Yttrium is a remarkable rare-earth element with multidiscipline
applications, and it can be released into an aquatic system for its
widespread industrial applications. The present work is devoted to
evaluate the kinetics and isotherm models for adsorption of Y(III)
ions by the action of a novel metal–organic framework (MOF)
chemically bonded polymer with incorporated ion exchange and chelating
characters. To assemble these MOFs, a number of synthetic procedures
were designed and performed using microwave irradiation heating in
only 12 min. (i) The selected MOFs were synthesized by the reaction
of zinc acetate and glutaric to produce (ZnGA) in 3 min. (ii) Covalent
bonding and coating of (ZnGA) with 3-aminopropyltrimethoxysilane were
carried out to produce (ZnGA–Si–NH2) in 3
min. (iii) The polymeric compound was synthesized by coupling of p-chlorocresol with piperazine via formaldehyde to yield
PC in 4 min. (iv) The final MOFs–polymer nanocomposite was
synthesized by the functionalization of ZnGA–Si–NH2 with PC to assemble ZnGA–Si–NH–PC in
2 min. The impact of the polymer on stability of ZnGA–Si–NH–PC
in aqueous solutions (pH 1–7) was confirmed and compared to
the MOFs separately. Additionally, thermal stability and surface morphology
of ZnGA–Si–NH–PC were also studied and evaluated.
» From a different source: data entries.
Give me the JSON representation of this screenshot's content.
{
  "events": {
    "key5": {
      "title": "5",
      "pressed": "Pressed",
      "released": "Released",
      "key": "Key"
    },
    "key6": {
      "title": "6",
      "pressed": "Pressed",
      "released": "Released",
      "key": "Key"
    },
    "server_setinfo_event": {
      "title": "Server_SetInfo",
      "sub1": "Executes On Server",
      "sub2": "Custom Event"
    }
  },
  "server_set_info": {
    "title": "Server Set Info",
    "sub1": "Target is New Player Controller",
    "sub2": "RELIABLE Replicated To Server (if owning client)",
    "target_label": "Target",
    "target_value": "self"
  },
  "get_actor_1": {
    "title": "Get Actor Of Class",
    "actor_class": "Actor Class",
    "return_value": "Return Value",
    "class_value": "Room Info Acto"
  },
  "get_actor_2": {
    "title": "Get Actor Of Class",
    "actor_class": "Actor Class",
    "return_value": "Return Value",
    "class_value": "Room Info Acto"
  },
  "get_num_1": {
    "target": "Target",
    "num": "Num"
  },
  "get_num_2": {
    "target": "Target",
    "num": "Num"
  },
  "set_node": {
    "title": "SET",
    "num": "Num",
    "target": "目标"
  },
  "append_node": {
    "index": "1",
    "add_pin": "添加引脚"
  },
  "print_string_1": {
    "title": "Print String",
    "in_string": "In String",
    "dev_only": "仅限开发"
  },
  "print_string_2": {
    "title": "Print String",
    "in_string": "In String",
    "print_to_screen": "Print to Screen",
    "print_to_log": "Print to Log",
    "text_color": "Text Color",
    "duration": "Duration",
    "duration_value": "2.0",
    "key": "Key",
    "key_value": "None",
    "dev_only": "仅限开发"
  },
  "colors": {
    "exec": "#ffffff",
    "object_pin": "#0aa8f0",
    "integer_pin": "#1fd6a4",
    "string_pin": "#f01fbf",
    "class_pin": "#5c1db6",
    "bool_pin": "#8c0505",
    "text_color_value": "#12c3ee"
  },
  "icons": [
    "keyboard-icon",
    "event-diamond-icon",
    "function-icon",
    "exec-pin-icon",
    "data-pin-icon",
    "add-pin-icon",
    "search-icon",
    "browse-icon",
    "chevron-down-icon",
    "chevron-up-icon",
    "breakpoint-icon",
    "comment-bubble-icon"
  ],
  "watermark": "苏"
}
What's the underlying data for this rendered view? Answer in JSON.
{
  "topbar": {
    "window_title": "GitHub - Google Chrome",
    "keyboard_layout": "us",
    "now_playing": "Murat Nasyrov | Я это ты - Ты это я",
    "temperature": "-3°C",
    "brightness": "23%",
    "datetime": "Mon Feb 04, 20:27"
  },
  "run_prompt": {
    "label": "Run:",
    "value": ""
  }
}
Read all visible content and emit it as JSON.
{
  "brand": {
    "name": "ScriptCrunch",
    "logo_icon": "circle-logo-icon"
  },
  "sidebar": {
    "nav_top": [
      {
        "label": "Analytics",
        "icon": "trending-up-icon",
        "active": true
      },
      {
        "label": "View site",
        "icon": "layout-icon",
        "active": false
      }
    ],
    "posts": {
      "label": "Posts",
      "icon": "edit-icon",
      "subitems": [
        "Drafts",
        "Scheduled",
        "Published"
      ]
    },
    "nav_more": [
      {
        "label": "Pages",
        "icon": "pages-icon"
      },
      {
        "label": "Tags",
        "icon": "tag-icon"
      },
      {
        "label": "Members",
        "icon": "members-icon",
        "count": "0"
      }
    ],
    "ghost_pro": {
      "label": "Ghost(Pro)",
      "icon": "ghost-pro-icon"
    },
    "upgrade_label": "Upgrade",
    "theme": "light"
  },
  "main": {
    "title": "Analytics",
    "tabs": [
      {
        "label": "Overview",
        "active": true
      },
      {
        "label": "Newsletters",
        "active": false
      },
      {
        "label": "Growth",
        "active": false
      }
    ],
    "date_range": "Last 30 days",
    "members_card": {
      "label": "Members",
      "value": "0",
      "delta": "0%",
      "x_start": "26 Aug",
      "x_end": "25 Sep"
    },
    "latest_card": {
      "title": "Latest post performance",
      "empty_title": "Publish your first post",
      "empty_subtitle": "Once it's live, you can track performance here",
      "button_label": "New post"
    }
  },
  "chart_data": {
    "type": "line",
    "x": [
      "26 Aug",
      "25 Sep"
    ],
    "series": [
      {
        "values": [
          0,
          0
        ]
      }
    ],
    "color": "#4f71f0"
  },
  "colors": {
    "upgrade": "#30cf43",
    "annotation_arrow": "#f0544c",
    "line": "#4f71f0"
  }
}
The metal sorption capacity values of Y(III) ions onto ZnGA–Si–NH–PC
were optimized at pH 7 and established as 1175, 1925, and 4800 μmol
g–1 using 0.025, 0.05, and 0.1 mol L–1 of Y(III), respectively. The interaction mechanisms for binding
of Y(III) ions with ZnGA–Si–NH–PC were studied
and evaluated by seven kinetics models and seven adsorption isotherm
models, and the collected results confirmed that the adsorption process
is well fitted with the pseudo-second-order and pore diffusion models.
The collected data assured that the adsorption of Y(III) ions onto
the ZnGA–Si–NH–PC nanocomposite is chemisorption
(ΔH° = 42.44 kJ/mol) with the direct ion
exchange mechanism of Y(III) ions with the surface hydrogen ions and
coordinate bond formation mechanism with the nitrogen functional groups
into the available pores of the ZnGA–Si–NH–PC
nanocomposite.